The Taoiseach Leo Varadkar has said that, in the event of a no-deal Brexit by the UK, some checks on goods and animals may need to take place near the Irish border.
He was speaking at the annual dinner of the British Irish Chamber of Commerce in Dublin on Thursday.
This suggestion comes despite repeated guarantees that there would be no infrastructure on the border, regardless of the outcome of Britain's exit from the European Union.
"Brexit is not a storm to be weathered. It is a permanent change in the political and economic environment in which the European Union and the United Kingdom will exist", Mr Varadkar said.
He told business leaders: "Our preferred outcome is a deal on the basis of the Withdrawal Agreement.
"The EU has been firm and respectful in its response that any deal must be consistent with the Withdrawal Agreement that was negotiated, in good faith, over a two-and-a-half year period by all 28 EU governments.
"Avoiding the return of a hard border on this island is a Government priority in all circumstances.
"We must protect peace on the island and the success of the all-island economy.
"This is why the backstop continues to be a critical component of the Withdrawal Agreement, unless and until an alternative is found.
"And yes, we are open to alternatives as we always have been. But they must be realistic ones, legally binding and workable in practice.
"We have received no such proposals to date."
He also painted a picture in the event of no-deal: "If no deal happens, first of all, some things won't change.
"The Common Travel Area will remain in place so British and Irish citizens will still be able to travel freely between our two islands and live, work, study and access healthcare, welfare, housing and the labour market as though we were citizens of both.
"Irish and Dual British-Irish citizens in Northern Ireland and Britain will be still be able to travel, work, do business and study throughout the EU without a visa or permit.
"For British only citizens, this will no longer be the case."
"When you fly into Ireland from Britain, you will no longer pass through the blue channel.
"You will have to choose the green or red one and pay any taxes that may be due.
"The same will apply to products bought online from the UK, brought in from Northern Ireland and EU consumer protections will no longer apply. "
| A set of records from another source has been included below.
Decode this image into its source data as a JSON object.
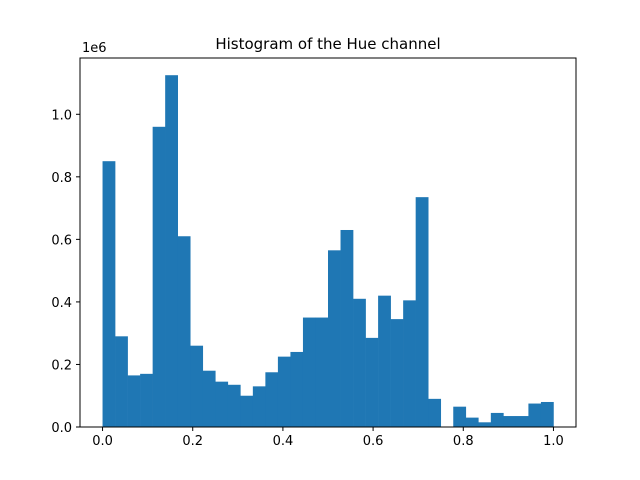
{
  "chart_data": {
    "type": "bar",
    "title": "Histogram of the Hue channel",
    "xlabel": "",
    "ylabel": "",
    "y_multiplier_label": "1e6",
    "xlim": [
      -0.05,
      1.05
    ],
    "ylim": [
      0,
      1.18
    ],
    "bar_color": "#1f77b4",
    "grid": false,
    "legend": "none",
    "x_ticks": [
      0.0,
      0.2,
      0.4,
      0.6,
      0.8,
      1.0
    ],
    "x_tick_labels": [
      "0.0",
      "0.2",
      "0.4",
      "0.6",
      "0.8",
      "1.0"
    ],
    "y_ticks": [
      0.0,
      0.2,
      0.4,
      0.6,
      0.8,
      1.0
    ],
    "y_tick_labels": [
      "0.0",
      "0.2",
      "0.4",
      "0.6",
      "0.8",
      "1.0"
    ],
    "bins": {
      "start": 0.0,
      "end": 1.0,
      "count": 50
    },
    "values": [
      0.85,
      0.29,
      0.165,
      0.17,
      0.96,
      1.125,
      0.61,
      0.26,
      0.18,
      0.145,
      0.135,
      0.1,
      0.13,
      0.175,
      0.225,
      0.24,
      0.35,
      0.35,
      0.565,
      0.63,
      0.41,
      0.285,
      0.42,
      0.345,
      0.405,
      0.735,
      0.09,
      0.0,
      0.065,
      0.03,
      0.015,
      0.045,
      0.035,
      0.035,
      0.075,
      0.08,
      0.0,
      0.0,
      0.0,
      0.0,
      0.0,
      0.0,
      0.0,
      0.0,
      0.0,
      0.0,
      0.0,
      0.0,
      0.0,
      0.0
    ],
    "bin_count_visible": 36
  }
}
Referring to a recently announced transport extension, he added: "Flights, trains and buses will continue to operate normally for a period but an agreement will be needed for this to continue permanently.
"EU vessels will no longer be allowed to fish in UK waters and vice versa, though the commission has proposed a short extension of the status quo."
"Tariffs will apply to goods imported into Ireland from the United Kingdom and vice versa.
"The tariff schedules are already known. You will need to be registered as an importer/exporter and you will need to make customs declarations.
"This will be expensive and bureaucratic for business."
On the border in a no-deal scenario, he said: "There will be checks on goods and live animals and, as far as possible, they will take place in ports, airports and at businesses.
"But some may need to take place near the border. We are working out the details of this with the European Commission."
"A no-deal Brexit will have adverse effects on our economy causing growth to slow, but it will grow and we don't anticipate a return to recession."
"Unemployment will rise but total employment will also continue to rise albeit at a slower rate. There will be more people at work."
"The public finances will go from surplus to deficit but a deficit of less than 2%, so better than our longrun average.
"We do not anticipate pay cuts, income tax increases or reductions in overall public spending. There will be no return to austerity, we won't be taking that trip again", he added.
However a deal still needs to be agreed in Britain ahead of the October 31st deadline.
British Prime Minister Boris Johnson has already ruled out asking for a further Brexit extension, saying on Thursday he would "rather be dead in a ditch".
Meanwhile, a bill preventing a no-deal exit is set to complete its passage through the UK's House of Lords on Friday.
A UK general election is also likely to take place in the near future, despite a failed attempt by Mr Johnson to trigger one on Wednesday evening.
His motion was voted down in the House of Commons by 298 to 56.